Fiscalité en cas de rachat(1) :
Impôt sur le revenu et prélèvements sociaux
En cas de rachat ou de dénouement après 8 ans, les produits des contrats d’assurance vie bénéficient d’un abattement de 4 600 € pour une personne célibataire et de 9 200 € pour un couple soumis à une imposition commune (abattement annuel applicable à l’ensemble des produits des bons et contrats de capitalisation de même nature imposables au nom du même foyer fiscal). Au-delà, ils sont, sauf exception(2), soumis au barème progressif de l’impôt sur le revenu ou, sur option, au prélèvement forfaitaire libératoire, majoré des prélèvements sociaux applicables selon la réglementation en vigueur(3).
En cas de rachat ou dénouement avant 8 ans, les produits sont, sauf exception, soumis au barème progressif de l’impôt sur le revenu ou, sur option, au prélèvement forfaitaire libératoire au taux de 35 % lorsque la durée du contrat est inférieure à 4 ans, ou au taux de 15 % lorsque la durée du contrat est supérieure ou égale à 4 ans. En toute hypothèse, les produits sont également soumis aux prélèvements sociaux applicables selon la réglementation en vigueur(3).
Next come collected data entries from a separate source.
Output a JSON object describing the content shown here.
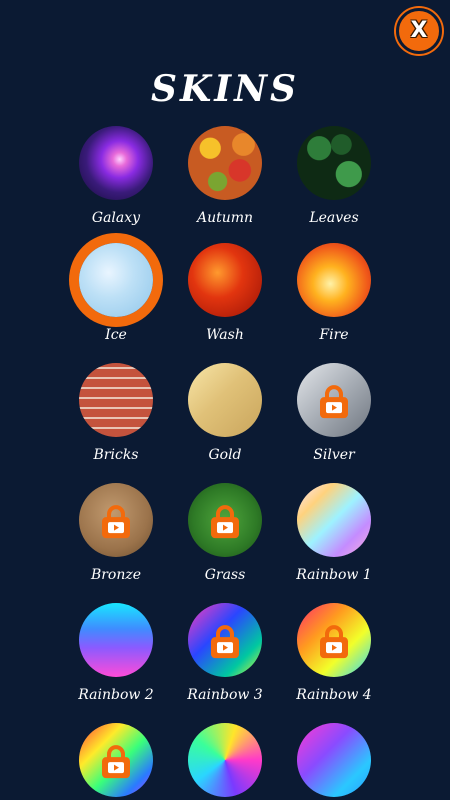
{
  "header": {
    "title": "SKINS",
    "close_label": "X"
  },
  "skins": [
    {
      "label": "Galaxy",
      "locked": false,
      "selected": false
    },
    {
      "label": "Autumn",
      "locked": false,
      "selected": false
    },
    {
      "label": "Leaves",
      "locked": false,
      "selected": false
    },
    {
      "label": "Ice",
      "locked": false,
      "selected": true
    },
    {
      "label": "Wash",
      "locked": false,
      "selected": false
    },
    {
      "label": "Fire",
      "locked": false,
      "selected": false
    },
    {
      "label": "Bricks",
      "locked": false,
      "selected": false
    },
    {
      "label": "Gold",
      "locked": false,
      "selected": false
    },
    {
      "label": "Silver",
      "locked": true,
      "selected": false
    },
    {
      "label": "Bronze",
      "locked": true,
      "selected": false
    },
    {
      "label": "Grass",
      "locked": true,
      "selected": false
    },
    {
      "label": "Rainbow 1",
      "locked": false,
      "selected": false
    },
    {
      "label": "Rainbow 2",
      "locked": false,
      "selected": false
    },
    {
      "label": "Rainbow 3",
      "locked": true,
      "selected": false
    },
    {
      "label": "Rainbow 4",
      "locked": true,
      "selected": false
    },
    {
      "label": "",
      "locked": true,
      "selected": false
    },
    {
      "label": "",
      "locked": false,
      "selected": false
    },
    {
      "label": "",
      "locked": false,
      "selected": false
    }
  ],
  "colors": {
    "background": "#0b1a33",
    "accent": "#f26a0c",
    "text": "#ffffff"
  },
  "icons": {
    "close": "close-icon",
    "lock": "lock-video-icon"
  }
}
Fiscalité en cas de décès(1) :
Prélèvement forfaitaire spécifique (de 20 % ou de 25 %) et/ou droits de succession
Les capitaux perçus au titre des primes versées à compter du 13 octobre 1998, avant les 70 ans de l’assuré, sont exonérés d’imposition dans la limite de 152 500 € par bénéficiaire, tous contrats de capitalisation conclus sur la tête du même assuré à compter du 20 novembre 1991 confondus. Au-delà, les sommes perçues sont soumises au prélèvement forfaitaire spécifique de 20 % pour la fraction taxable inférieure ou égale à 902 838 € et 25 % pour la fraction de la part taxable de chaque bénéficiaire excédant cette limite après abattement de 152 500 € pour tous contrats d’assurance vie conclus sur la tête du même assuré confondus. Les capitaux perçus au titre des primes versées après les 70 ans de l’assuré sont transmis hors droits de succession dans la limite de 30 500 € tous bénéficiaires et tous contrats de capitalisation conclus sur la tête du même assuré confondus. Au-delà, les droits de succession sont dus en fonction du lien de parenté existant entre le souscripteur et le bénéficiaire.
Par ailleurs, pour les successions ouvertes à compter du 22 août 2007, lorsque le bénéficiaire est le conjoint ou le partenaire de PACS de l’assuré(4), les capitaux perçus sont exonérés de prélèvement spécifique (de 20 % ou de 25 %) et/ou de droits de succession.
(1) Fiscalité applicable aux contrats d’assurance vie souscrits en France à compter du 26 septembre 1997 par des clients résidents fiscaux français et dont les assurés et les bénéficiaires sont résidents fiscaux français.
(2) Dans certains cas liés à la situation du souscripteur ou de son conjoint, les produits des versements sont exonérés d’impôt sur le revenu.
(3) Concernant les contrats en euros, les prélèvements sociaux sont directement prélevés chaque année par l’assureur lors de l’inscription en compte des produits. Concernant les contrats en unité de compte et multisupports, les prélèvements sociaux sont dus lors du dénouement du contrat en cas de vie (ou lors d’un rachat partiel). En cas de dénouement par décès, les prélèvements sociaux ne sont pas applicables au capital versé au décès.
(4) Il en est de même lorsqu’au moment de la succession, le bénéficiaire est le frère ou la sœur de l’assuré, célibataire, veuf, divorcé ou séparé de corps, âgé de plus de 50 ans ou atteint d’une infirmité le mettant dans l’impossibilité de subvenir par son travail aux nécessités de l’existence, ayant été constamment domicilié avec le défunt pendant les 5 années précédent le décès.